Australia, the world’s second largest producer, mined 255 metric tons of gold, and the United States has been mining about 230 metric tons annually since 2007.

“Gold production has increased by a factor of 2.1 from 1959 to 2010. At the same time, the world population has been multiplied by a factor 2.2. Thus we produced more or less the same amount of gold per inhabitant as in 1959,” stated an article on the GoldSeek website.

Analyzing Market Fundamentals

“When the federal government is spending more than it takes in, gold and gold stocks tend to outperform the broader market. … It’s the political policies, not political parties that drive this phenomenon,” said Holmes in the US Global Investors article.

In the 1990s, during President Clinton’s watch, a budget deficit was unheard of. Investors earned a high return by investing in Treasury bills. There was no reason to buy any type of commodities, including gold, which averaged around $350 per ounce annually.

The federal budget deficit for the U.S. fiscal year 2011 was $1.3 trillion, and the 2011 “deficit was the third-largest shortfall in the past 40 years,” according to the Congressional Budget Office website.

The U.S. budget deficit was one of the reasons gold prices rose above the $1,000 level. In 2000, there was a budget surplus of $86 billion. In 2001, there was a budget deficit of $32 billion, and by 2009, the budget deficit had more than doubled to $1.5 trillion.

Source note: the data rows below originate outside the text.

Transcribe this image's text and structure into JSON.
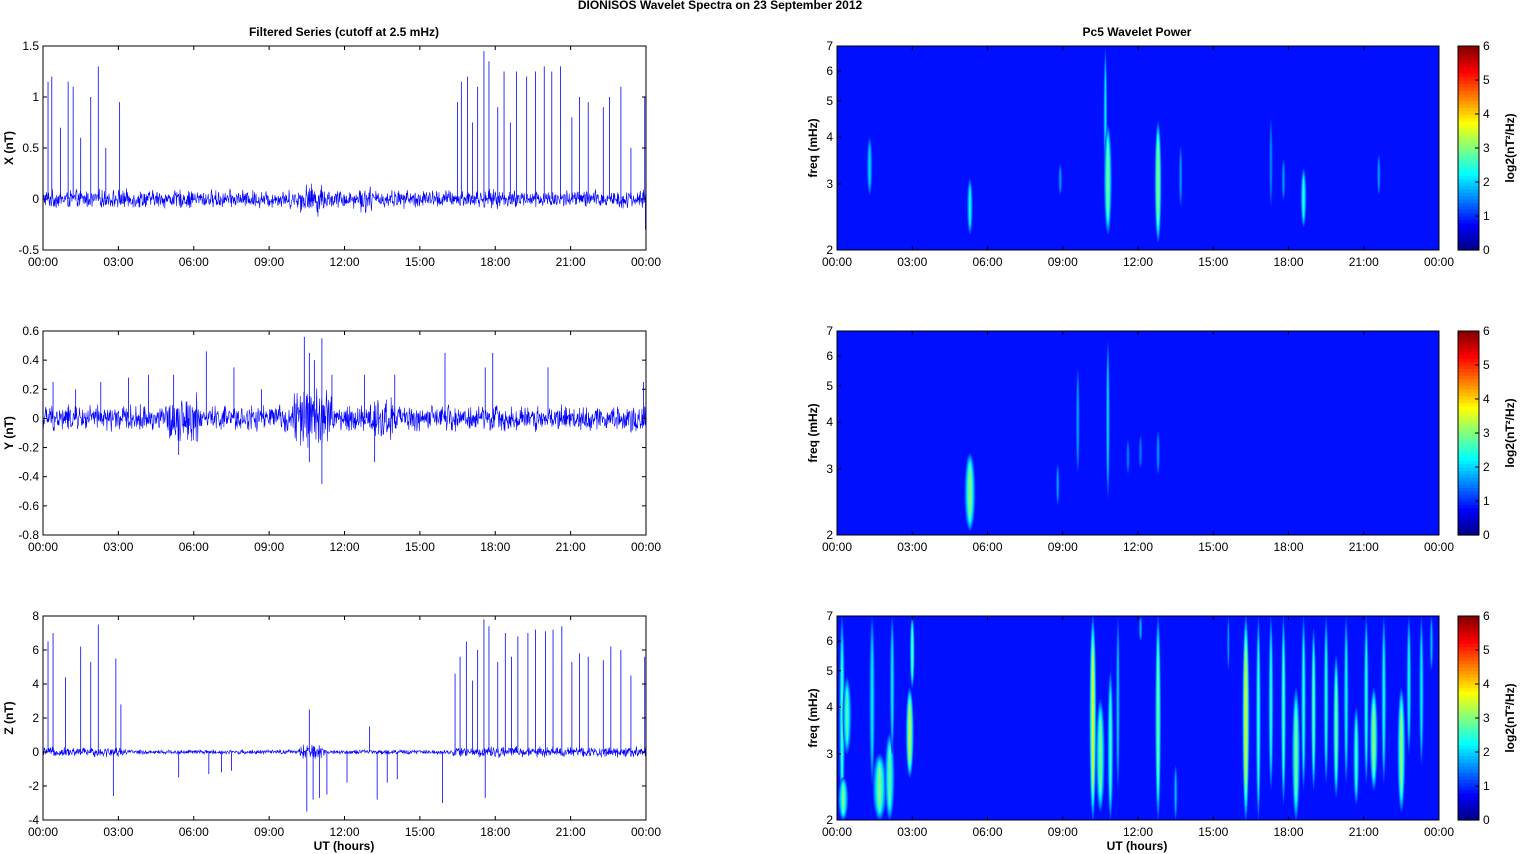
{
  "figure": {
    "title": "DIONISOS Wavelet Spectra on 23 September 2012",
    "left_title": "Filtered Series (cutoff at 2.5 mHz)",
    "right_title": "Pc5 Wavelet Power",
    "xlabel": "UT (hours)"
  },
  "chart_data": [
    {
      "type": "line",
      "name": "filtered-x",
      "ylabel": "X (nT)",
      "xlim": [
        0,
        24
      ],
      "ylim": [
        -0.5,
        1.5
      ],
      "x_ticks": [
        "00:00",
        "03:00",
        "06:00",
        "09:00",
        "12:00",
        "15:00",
        "18:00",
        "21:00",
        "00:00"
      ],
      "y_ticks": [
        "-0.5",
        "0",
        "0.5",
        "1",
        "1.5"
      ],
      "noise_envelope": [
        {
          "x0": 0,
          "x1": 24,
          "amp": 0.08
        },
        {
          "x0": 10.2,
          "x1": 11.2,
          "amp": 0.14
        },
        {
          "x0": 12.6,
          "x1": 13.1,
          "amp": 0.12
        }
      ],
      "spikes": [
        [
          0.2,
          1.15
        ],
        [
          0.35,
          1.2
        ],
        [
          0.7,
          0.7
        ],
        [
          1.0,
          1.15
        ],
        [
          1.2,
          1.1
        ],
        [
          1.5,
          0.6
        ],
        [
          1.9,
          1.0
        ],
        [
          2.2,
          1.3
        ],
        [
          2.5,
          0.5
        ],
        [
          3.05,
          0.95
        ],
        [
          16.5,
          0.95
        ],
        [
          16.65,
          1.15
        ],
        [
          16.9,
          1.2
        ],
        [
          17.1,
          0.75
        ],
        [
          17.3,
          1.1
        ],
        [
          17.55,
          1.45
        ],
        [
          17.75,
          1.35
        ],
        [
          18.1,
          0.9
        ],
        [
          18.35,
          1.25
        ],
        [
          18.6,
          0.75
        ],
        [
          18.85,
          1.25
        ],
        [
          19.25,
          1.2
        ],
        [
          19.6,
          1.25
        ],
        [
          19.95,
          1.3
        ],
        [
          20.25,
          1.25
        ],
        [
          20.6,
          1.3
        ],
        [
          21.05,
          0.8
        ],
        [
          21.35,
          1.0
        ],
        [
          21.7,
          0.95
        ],
        [
          22.3,
          0.9
        ],
        [
          22.55,
          1.0
        ],
        [
          23.0,
          1.1
        ],
        [
          23.4,
          0.5
        ],
        [
          23.95,
          1.0
        ]
      ],
      "neg_spikes": [
        [
          23.98,
          -0.3
        ]
      ],
      "line_color": "#0000ff"
    },
    {
      "type": "line",
      "name": "filtered-y",
      "ylabel": "Y (nT)",
      "xlim": [
        0,
        24
      ],
      "ylim": [
        -0.8,
        0.6
      ],
      "x_ticks": [
        "00:00",
        "03:00",
        "06:00",
        "09:00",
        "12:00",
        "15:00",
        "18:00",
        "21:00",
        "00:00"
      ],
      "y_ticks": [
        "-0.8",
        "-0.6",
        "-0.4",
        "-0.2",
        "0",
        "0.2",
        "0.4",
        "0.6"
      ],
      "noise_envelope": [
        {
          "x0": 0,
          "x1": 24,
          "amp": 0.08
        },
        {
          "x0": 5.0,
          "x1": 6.2,
          "amp": 0.15
        },
        {
          "x0": 10.0,
          "x1": 11.5,
          "amp": 0.2
        },
        {
          "x0": 13.0,
          "x1": 14.0,
          "amp": 0.14
        }
      ],
      "spikes": [
        [
          0.4,
          0.25
        ],
        [
          1.3,
          0.2
        ],
        [
          2.3,
          0.25
        ],
        [
          3.4,
          0.28
        ],
        [
          4.2,
          0.3
        ],
        [
          5.2,
          0.3
        ],
        [
          6.5,
          0.46
        ],
        [
          7.6,
          0.35
        ],
        [
          8.7,
          0.2
        ],
        [
          10.4,
          0.56
        ],
        [
          10.6,
          0.45
        ],
        [
          10.8,
          0.4
        ],
        [
          11.1,
          0.55
        ],
        [
          11.5,
          0.3
        ],
        [
          12.8,
          0.3
        ],
        [
          14.0,
          0.3
        ],
        [
          16.0,
          0.45
        ],
        [
          17.6,
          0.35
        ],
        [
          17.9,
          0.45
        ],
        [
          20.1,
          0.35
        ],
        [
          23.9,
          0.25
        ]
      ],
      "neg_spikes": [
        [
          5.4,
          -0.25
        ],
        [
          10.6,
          -0.3
        ],
        [
          11.1,
          -0.45
        ],
        [
          13.2,
          -0.3
        ]
      ],
      "line_color": "#0000ff"
    },
    {
      "type": "line",
      "name": "filtered-z",
      "ylabel": "Z (nT)",
      "xlim": [
        0,
        24
      ],
      "ylim": [
        -4,
        8
      ],
      "x_ticks": [
        "00:00",
        "03:00",
        "06:00",
        "09:00",
        "12:00",
        "15:00",
        "18:00",
        "21:00",
        "00:00"
      ],
      "y_ticks": [
        "-4",
        "-2",
        "0",
        "2",
        "4",
        "6",
        "8"
      ],
      "noise_envelope": [
        {
          "x0": 0,
          "x1": 3.3,
          "amp": 0.25
        },
        {
          "x0": 3.3,
          "x1": 16.3,
          "amp": 0.12
        },
        {
          "x0": 10.2,
          "x1": 11.2,
          "amp": 0.4
        },
        {
          "x0": 16.3,
          "x1": 24,
          "amp": 0.28
        }
      ],
      "spikes": [
        [
          0.2,
          6.5
        ],
        [
          0.4,
          7.0
        ],
        [
          0.9,
          4.4
        ],
        [
          1.5,
          6.2
        ],
        [
          1.9,
          5.3
        ],
        [
          2.2,
          7.5
        ],
        [
          2.9,
          5.5
        ],
        [
          3.1,
          2.8
        ],
        [
          10.6,
          2.5
        ],
        [
          13.0,
          1.5
        ],
        [
          16.4,
          4.6
        ],
        [
          16.6,
          5.6
        ],
        [
          16.85,
          6.5
        ],
        [
          17.1,
          4.2
        ],
        [
          17.3,
          6.0
        ],
        [
          17.55,
          7.8
        ],
        [
          17.75,
          7.4
        ],
        [
          18.1,
          5.3
        ],
        [
          18.4,
          7.0
        ],
        [
          18.65,
          5.6
        ],
        [
          18.9,
          6.8
        ],
        [
          19.3,
          7.0
        ],
        [
          19.6,
          7.2
        ],
        [
          20.0,
          7.1
        ],
        [
          20.3,
          7.2
        ],
        [
          20.65,
          7.4
        ],
        [
          21.05,
          5.3
        ],
        [
          21.35,
          5.8
        ],
        [
          21.7,
          5.6
        ],
        [
          22.3,
          5.4
        ],
        [
          22.6,
          6.2
        ],
        [
          23.0,
          6.0
        ],
        [
          23.4,
          4.5
        ],
        [
          23.95,
          5.6
        ]
      ],
      "neg_spikes": [
        [
          2.8,
          -2.6
        ],
        [
          5.4,
          -1.5
        ],
        [
          6.6,
          -1.3
        ],
        [
          7.1,
          -1.2
        ],
        [
          7.5,
          -1.1
        ],
        [
          10.5,
          -3.5
        ],
        [
          10.75,
          -2.8
        ],
        [
          11.0,
          -2.7
        ],
        [
          11.3,
          -2.5
        ],
        [
          12.1,
          -1.8
        ],
        [
          13.3,
          -2.8
        ],
        [
          13.7,
          -1.8
        ],
        [
          14.1,
          -1.6
        ],
        [
          15.9,
          -3.0
        ],
        [
          17.6,
          -2.7
        ]
      ],
      "line_color": "#0000ff"
    },
    {
      "type": "heatmap",
      "name": "wavelet-power-x",
      "ylabel": "freq (mHz)",
      "yscale": "log",
      "xlim": [
        0,
        24
      ],
      "ylim": [
        2,
        7
      ],
      "x_ticks": [
        "00:00",
        "03:00",
        "06:00",
        "09:00",
        "12:00",
        "15:00",
        "18:00",
        "21:00",
        "00:00"
      ],
      "y_ticks": [
        "2",
        "3",
        "4",
        "5",
        "6",
        "7"
      ],
      "colorbar_label": "log2(nT²/Hz)",
      "colorbar_ticks": [
        "0",
        "1",
        "2",
        "3",
        "4",
        "5",
        "6"
      ],
      "clim": [
        0,
        6
      ],
      "colormap": "jet",
      "blobs": [
        {
          "t": 1.3,
          "f0": 2.8,
          "f1": 4.0,
          "w": 0.12,
          "p": 1.4
        },
        {
          "t": 5.3,
          "f0": 2.2,
          "f1": 3.1,
          "w": 0.12,
          "p": 1.8
        },
        {
          "t": 8.9,
          "f0": 2.8,
          "f1": 3.4,
          "w": 0.08,
          "p": 1.0
        },
        {
          "t": 10.7,
          "f0": 2.9,
          "f1": 6.9,
          "w": 0.08,
          "p": 1.6
        },
        {
          "t": 10.8,
          "f0": 2.2,
          "f1": 4.3,
          "w": 0.16,
          "p": 2.6
        },
        {
          "t": 12.8,
          "f0": 2.1,
          "f1": 4.4,
          "w": 0.14,
          "p": 2.9
        },
        {
          "t": 13.7,
          "f0": 2.6,
          "f1": 3.8,
          "w": 0.08,
          "p": 1.0
        },
        {
          "t": 17.3,
          "f0": 2.6,
          "f1": 4.5,
          "w": 0.08,
          "p": 0.9
        },
        {
          "t": 17.8,
          "f0": 2.7,
          "f1": 3.5,
          "w": 0.08,
          "p": 1.0
        },
        {
          "t": 18.6,
          "f0": 2.3,
          "f1": 3.3,
          "w": 0.12,
          "p": 2.0
        },
        {
          "t": 21.6,
          "f0": 2.8,
          "f1": 3.6,
          "w": 0.08,
          "p": 1.0
        }
      ]
    },
    {
      "type": "heatmap",
      "name": "wavelet-power-y",
      "ylabel": "freq (mHz)",
      "yscale": "log",
      "xlim": [
        0,
        24
      ],
      "ylim": [
        2,
        7
      ],
      "x_ticks": [
        "00:00",
        "03:00",
        "06:00",
        "09:00",
        "12:00",
        "15:00",
        "18:00",
        "21:00",
        "00:00"
      ],
      "y_ticks": [
        "2",
        "3",
        "4",
        "5",
        "6",
        "7"
      ],
      "colorbar_label": "log2(nT²/Hz)",
      "colorbar_ticks": [
        "0",
        "1",
        "2",
        "3",
        "4",
        "5",
        "6"
      ],
      "clim": [
        0,
        6
      ],
      "colormap": "jet",
      "blobs": [
        {
          "t": 5.3,
          "f0": 2.05,
          "f1": 3.3,
          "w": 0.22,
          "p": 2.7
        },
        {
          "t": 8.8,
          "f0": 2.4,
          "f1": 3.1,
          "w": 0.08,
          "p": 1.0
        },
        {
          "t": 9.6,
          "f0": 2.9,
          "f1": 5.6,
          "w": 0.08,
          "p": 1.1
        },
        {
          "t": 10.8,
          "f0": 2.5,
          "f1": 6.6,
          "w": 0.08,
          "p": 1.5
        },
        {
          "t": 11.6,
          "f0": 2.9,
          "f1": 3.6,
          "w": 0.08,
          "p": 0.8
        },
        {
          "t": 12.1,
          "f0": 3.0,
          "f1": 3.7,
          "w": 0.08,
          "p": 0.8
        },
        {
          "t": 12.8,
          "f0": 2.9,
          "f1": 3.8,
          "w": 0.08,
          "p": 1.0
        }
      ]
    },
    {
      "type": "heatmap",
      "name": "wavelet-power-z",
      "ylabel": "freq (mHz)",
      "yscale": "log",
      "xlim": [
        0,
        24
      ],
      "ylim": [
        2,
        7
      ],
      "x_ticks": [
        "00:00",
        "03:00",
        "06:00",
        "09:00",
        "12:00",
        "15:00",
        "18:00",
        "21:00",
        "00:00"
      ],
      "y_ticks": [
        "2",
        "3",
        "4",
        "5",
        "6",
        "7"
      ],
      "colorbar_label": "log2(nT²/Hz)",
      "colorbar_ticks": [
        "0",
        "1",
        "2",
        "3",
        "4",
        "5",
        "6"
      ],
      "clim": [
        0,
        6
      ],
      "colormap": "jet",
      "blobs": [
        {
          "t": 0.2,
          "f0": 2.0,
          "f1": 7.0,
          "w": 0.12,
          "p": 2.2
        },
        {
          "t": 0.4,
          "f0": 3.0,
          "f1": 4.8,
          "w": 0.18,
          "p": 2.2
        },
        {
          "t": 0.25,
          "f0": 2.0,
          "f1": 2.6,
          "w": 0.2,
          "p": 2.5
        },
        {
          "t": 1.4,
          "f0": 2.5,
          "f1": 7.0,
          "w": 0.12,
          "p": 1.6
        },
        {
          "t": 1.7,
          "f0": 2.0,
          "f1": 3.0,
          "w": 0.28,
          "p": 2.6
        },
        {
          "t": 2.1,
          "f0": 2.0,
          "f1": 3.4,
          "w": 0.2,
          "p": 2.4
        },
        {
          "t": 2.2,
          "f0": 3.0,
          "f1": 7.0,
          "w": 0.1,
          "p": 1.6
        },
        {
          "t": 2.9,
          "f0": 2.6,
          "f1": 4.5,
          "w": 0.16,
          "p": 3.2
        },
        {
          "t": 3.0,
          "f0": 4.5,
          "f1": 7.0,
          "w": 0.1,
          "p": 2.4
        },
        {
          "t": 10.2,
          "f0": 2.0,
          "f1": 7.0,
          "w": 0.14,
          "p": 3.4
        },
        {
          "t": 10.5,
          "f0": 2.1,
          "f1": 4.2,
          "w": 0.18,
          "p": 2.6
        },
        {
          "t": 10.9,
          "f0": 2.0,
          "f1": 5.0,
          "w": 0.12,
          "p": 2.2
        },
        {
          "t": 11.2,
          "f0": 2.4,
          "f1": 7.0,
          "w": 0.08,
          "p": 1.4
        },
        {
          "t": 12.1,
          "f0": 6.0,
          "f1": 7.0,
          "w": 0.08,
          "p": 1.2
        },
        {
          "t": 12.8,
          "f0": 2.0,
          "f1": 7.0,
          "w": 0.12,
          "p": 2.6
        },
        {
          "t": 13.5,
          "f0": 2.0,
          "f1": 2.8,
          "w": 0.08,
          "p": 1.2
        },
        {
          "t": 15.6,
          "f0": 5.0,
          "f1": 7.0,
          "w": 0.06,
          "p": 1.0
        },
        {
          "t": 16.3,
          "f0": 2.0,
          "f1": 7.0,
          "w": 0.14,
          "p": 3.5
        },
        {
          "t": 16.8,
          "f0": 2.0,
          "f1": 7.0,
          "w": 0.1,
          "p": 2.2
        },
        {
          "t": 17.3,
          "f0": 2.4,
          "f1": 7.0,
          "w": 0.1,
          "p": 2.0
        },
        {
          "t": 17.8,
          "f0": 2.2,
          "f1": 7.0,
          "w": 0.1,
          "p": 2.3
        },
        {
          "t": 18.3,
          "f0": 2.0,
          "f1": 4.5,
          "w": 0.16,
          "p": 2.6
        },
        {
          "t": 18.6,
          "f0": 2.4,
          "f1": 7.0,
          "w": 0.1,
          "p": 2.0
        },
        {
          "t": 19.0,
          "f0": 2.4,
          "f1": 6.5,
          "w": 0.1,
          "p": 2.4
        },
        {
          "t": 19.5,
          "f0": 2.5,
          "f1": 7.0,
          "w": 0.1,
          "p": 2.0
        },
        {
          "t": 19.9,
          "f0": 2.3,
          "f1": 5.5,
          "w": 0.12,
          "p": 2.6
        },
        {
          "t": 20.3,
          "f0": 2.5,
          "f1": 7.0,
          "w": 0.1,
          "p": 1.8
        },
        {
          "t": 20.7,
          "f0": 2.2,
          "f1": 4.0,
          "w": 0.12,
          "p": 2.2
        },
        {
          "t": 21.1,
          "f0": 2.5,
          "f1": 7.0,
          "w": 0.1,
          "p": 2.0
        },
        {
          "t": 21.4,
          "f0": 2.4,
          "f1": 4.5,
          "w": 0.16,
          "p": 2.8
        },
        {
          "t": 21.8,
          "f0": 2.5,
          "f1": 7.0,
          "w": 0.1,
          "p": 1.8
        },
        {
          "t": 22.5,
          "f0": 2.1,
          "f1": 4.5,
          "w": 0.16,
          "p": 2.8
        },
        {
          "t": 22.8,
          "f0": 3.0,
          "f1": 7.0,
          "w": 0.1,
          "p": 1.8
        },
        {
          "t": 23.3,
          "f0": 2.8,
          "f1": 7.0,
          "w": 0.1,
          "p": 1.6
        },
        {
          "t": 23.7,
          "f0": 5.0,
          "f1": 7.0,
          "w": 0.08,
          "p": 1.2
        }
      ]
    }
  ]
}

Gold prices started to rise in 2002, with the annual average at $332 per ounce. From 2002, average gold prices increased steadily, going to about $1,000 per ounce in 2009.

Other reasons for gold price fluctuations are the supply or demand for gold and the value of the U.S. dollar in international markets. When the dollar strengthened against the euro, gold prices began to drop.

“If gold is higher in US Dollars while at the same time cheaper in every other currency, then we can conclude that the US Dollar has weakened, and that gold has actually lost value in all other currencies,” according to an article on the Kitco website.